子どもたちはもう寝てしまったのか、とっても静かです。
家の中は静まり返って、窓からのぞくとクリスマスツリーがキラキラ輝いています。
「今日はクリスマス・イブだったわね・・・すっかり忘れてたね。」
「サンタさんが来る前に早く連れて帰ろうよ。」
チュッチュが家の壁にかじりつこうとしたとき、家の玄関のドアが開き、
「さあ、早くお逃げ。お前さんもサンタからのプレゼントをもらわなきゃいけないからね。早くおうちにお帰り。寒いからね。気を付けてね。メリークリスマス。
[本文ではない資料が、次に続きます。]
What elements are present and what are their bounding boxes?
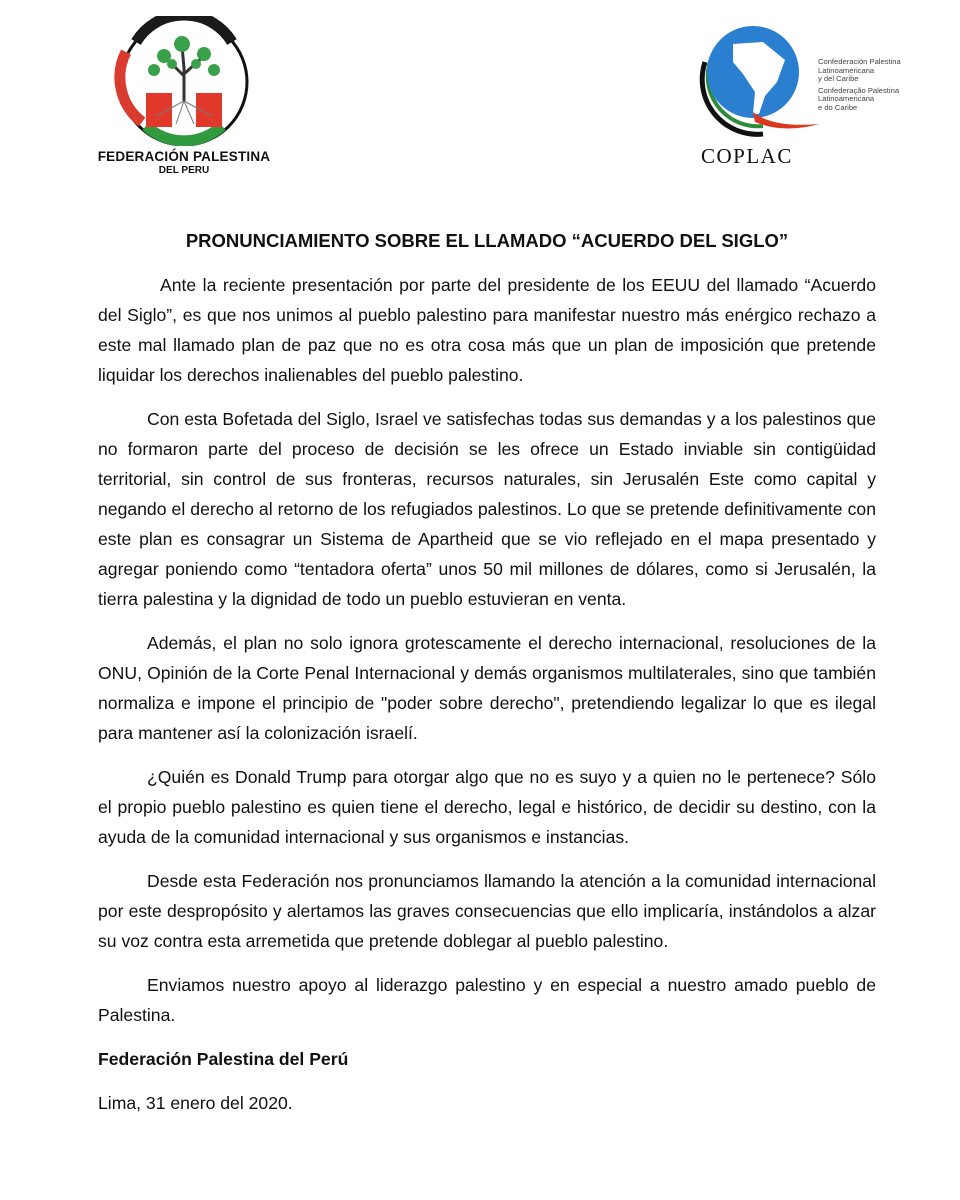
- coplac-name: COPLAC: [701, 144, 793, 168]
- coplac-logo: [693, 22, 908, 172]
- coplac-desc-es-line: Confederación Palestina: [818, 57, 901, 66]
- coplac-desc-es-line: Latinoamericana: [818, 65, 875, 75]
- paragraph: Enviamos nuestro apoyo al liderazgo palestino y en especial a nuestro amado pueblo de Palestina.: [98, 975, 876, 1025]
- coplac-desc-pt-line: Latinoamericana: [818, 94, 875, 103]
- document-body: [98, 230, 876, 1132]
- signature: Federación Palestina del Perú: [98, 1049, 349, 1069]
- coplac-desc-es-line: y del Caribe: [818, 74, 859, 83]
- paragraph: Además, el plan no solo ignora grotescamente el derecho internacional, resoluciones de la ONU, Opinión de la Corte Penal Internacional y demás organismos multilaterales, sino que también normaliza e impone el principio de "poder sobre derecho", pretendiendo legalizar lo que es ilegal para mantener así la colonización israelí.: [98, 633, 876, 743]
- paragraph: Desde esta Federación nos pronunciamos llamando la atención a la comunidad internacional por este despropósito y alertamos las graves consecuencias que ello implicaría, instándolos a alzar su voz contra esta arremetida que pretende doblegar al pueblo palestino.: [98, 871, 876, 951]
- coplac-description: [818, 58, 901, 112]
- coplac-desc-pt-line: Confederação Palestina: [818, 85, 900, 95]
- paragraph: ¿Quién es Donald Trump para otorgar algo que no es suyo y a quien no le pertenece? Sólo el propio pueblo palestino es quien tiene el derecho, legal e histórico, de decidir su destino, con la ayuda de la comunidad internacional y sus organismos e instancias.: [98, 767, 876, 847]
- globe-icon: [693, 22, 823, 142]
- federacion-logo-subtitle: DEL PERU: [158, 165, 210, 176]
- paragraph: Ante la reciente presentación por parte del presidente de los EEUU del llamado “Acuerdo del Siglo”, es que nos unimos al pueblo palestino para manifestar nuestro más enérgico rechazo a este mal llamado plan de paz que no es otra cosa más que un plan de imposición que pretende liquidar los derechos inalienables del pueblo palestino.: [98, 275, 876, 385]
- document-date: Lima, 31 enero del 2020.: [98, 1093, 293, 1113]
- document-title: PRONUNCIAMIENTO SOBRE EL LLAMADO “ACUERDO DEL SIGLO”: [185, 230, 789, 251]
- tree-emblem-icon: [86, 16, 282, 146]
- coplac-desc-pt-line: e do Caribe: [818, 102, 858, 112]
- federacion-palestina-logo: [86, 16, 282, 176]
- federacion-logo-title: FEDERACIÓN PALESTINA: [97, 149, 271, 164]
- paragraph: Con esta Bofetada del Siglo, Israel ve satisfechas todas sus demandas y a los palestinos que no formaron parte del proceso de decisión se les ofrece un Estado inviable sin contigüidad territorial, sin control de sus fronteras, recursos naturales, sin Jerusalén Este como capital y negando el derecho al retorno de los refugiados palestinos. Lo que se pretende definitivamente con este plan es consagrar un Sistema de Apartheid que se vio reflejado en el mapa presentado y agregar poniendo como “tentadora oferta” unos 50 mil millones de dólares, como si Jerusalén, la tierra palestina y la dignidad de todo un pueblo estuvieran en venta.: [98, 409, 876, 609]
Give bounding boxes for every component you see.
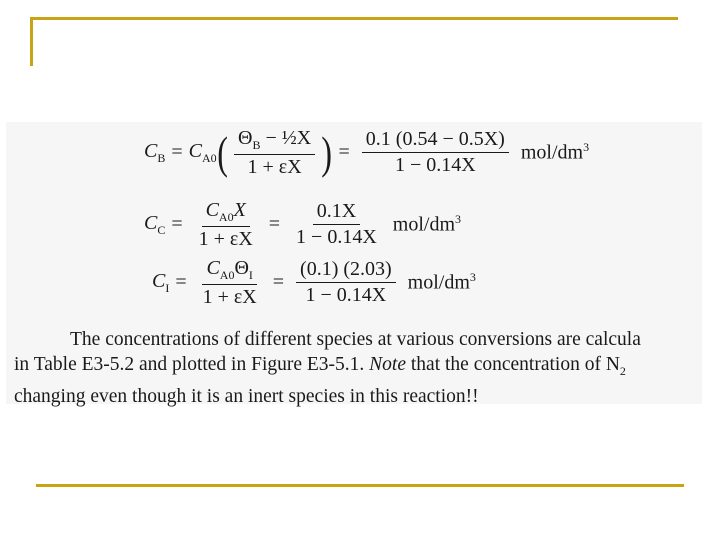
equals-sign: = bbox=[272, 271, 285, 294]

」
という声が聞こえてきます。
おばさんが花壇のそばにしゃがんで何かを置いて、家の中に入っていきます。
みんなで、何を置いたのか見に行くと、三太郎のうちの一人が、柊の根元にうずくまって、
キョトンとしています。
「みんな!助けに来てくれたのか・・・もう、もう、帰れないかと思ったんだ…」と、大きな声をあげて泣き始めました。
森へと帰りながら
「今年は、なぎの木さん広場に、お願いを書くのを忘れてたね。」
「タートルが今年も書いてたよ。」
「まさか。また『サタン』って書いてるかもしれないからさ、帰りに見てみようよ。」
「それにしても、牧場のおばさんって優しいね。」
「優しくなんかないんだモー。これからはトラの乳しぼりをするんだモー。みんなはどこかに捨てられるんだモー。」
「そうね。それはひどいよね。みんなはどこに連れていかれるのかなあ?」
なぎの木さん広場につきました。